Monday, 20 April 2009

Grace Jones is a lesbian?

There's always been somewhat of a whiff of Adam and Joe's The 1980s House about Ashes to Ashes. The new series opened with a triptych of Thatcherite imagery: a Rio-fuelled car chase, the Taskforce setting sail for the South Atlantic and a Stephen Milligan-inspired auto-erotic asphyxiation. Even Maggie's mantra of 'one of us' (stolen from ABBA, but she was like that) was very much in evidence, as our trusty team of figments of Alex Drake's fading imagination act exacty as you would imagine to solve the mystery death of a fellow copper. You have to hand it to Alex, her memory of the 80s is pretty fantastic, considering this entire world has been dreamt up by her while in a coma. If it was me, it would just consist of white MFI furniture, Max Headroom and crunchy perms.

There were some lazy touches (the photocopier hadn't been the same since that bird from accounts photocopied her arse at the Christmas party, apparently, and important clues can be discovered by rubbing a pencil over a notepad - presumably an in-joke, but even so), the sort of thing that could easily undermine the entire series if it was left unchecked. But the plot was enjoyably twisty, with some very bleak little glimpses into Alex's nightmare world, where she's being actively pursued by the present in a way that Sam Tyler never had to deal with. The big problem for Ashes to Ashes has been that the idea was so perfectly encapsulated in Life on Mars that just rehashing the same ground with a woman in the 80s isn't really enough. They look like they're trying to address that by cranking up the differences, with her world being invaded by this ghost from the future. Might not be all that easy to pull off.
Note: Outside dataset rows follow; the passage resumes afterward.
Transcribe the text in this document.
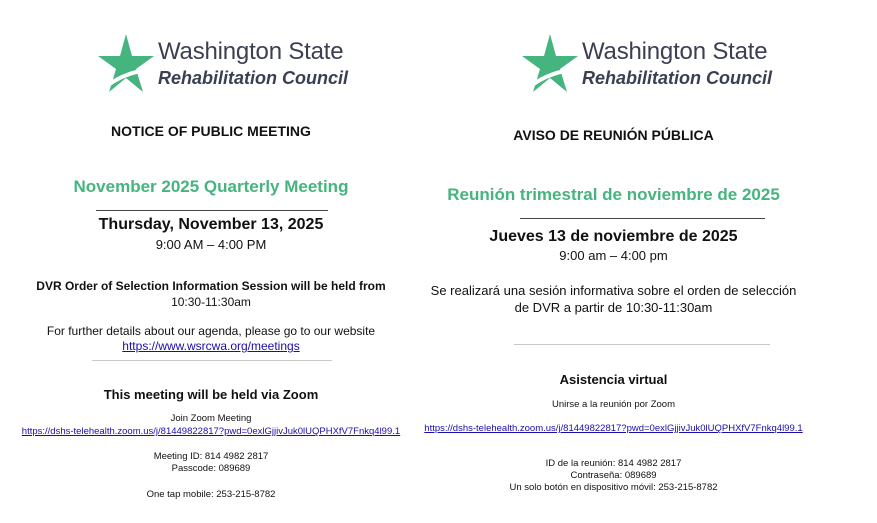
Washington State
Rehabilitation Council
NOTICE OF PUBLIC MEETING
November 2025 Quarterly Meeting
Thursday, November 13, 2025
9:00 AM – 4:00 PM
DVR Order of Selection Information Session will be held from
10:30-11:30am
For further details about our agenda, please go to our website
https://www.wsrcwa.org/meetings
This meeting will be held via Zoom
Join Zoom Meeting
https://dshs-telehealth.zoom.us/j/81449822817?pwd=0exlGjjivJuk0lUQPHXfV7Fnkq4l99.1
Meeting ID: 814 4982 2817
Passcode: 089689
One tap mobile: 253-215-8782
Washington State
Rehabilitation Council
AVISO DE REUNIÓN PÚBLICA
Reunión trimestral de noviembre de 2025
Jueves 13 de noviembre de 2025
9:00 am – 4:00 pm
Se realizará una sesión informativa sobre el orden de selección
de DVR a partir de 10:30-11:30am
Asistencia virtual
Unirse a la reunión por Zoom
https://dshs-telehealth.zoom.us/j/81449822817?pwd=0exlGjjivJuk0lUQPHXfV7Fnkq4l99.1
ID de la reunión: 814 4982 2817
Contraseña: 089689
Un solo botón en dispositivo móvil: 253-215-8782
Particularly lovely to hear Philip Glenister again sans Amerian accent. Gene Hunt. Like the rest of the programme, it shouldn't work. Yet he's such a sexy character, mainly because of Glenister's maudlin performance, a darkness he didn't need to give him. In Life on Mars it served as a counterweight to Sam's bleak and confused visions. In Ashes to Ashes up against cocky postmodern Alex he's the more sad, and we just don't know why. And I'm not sure I want to.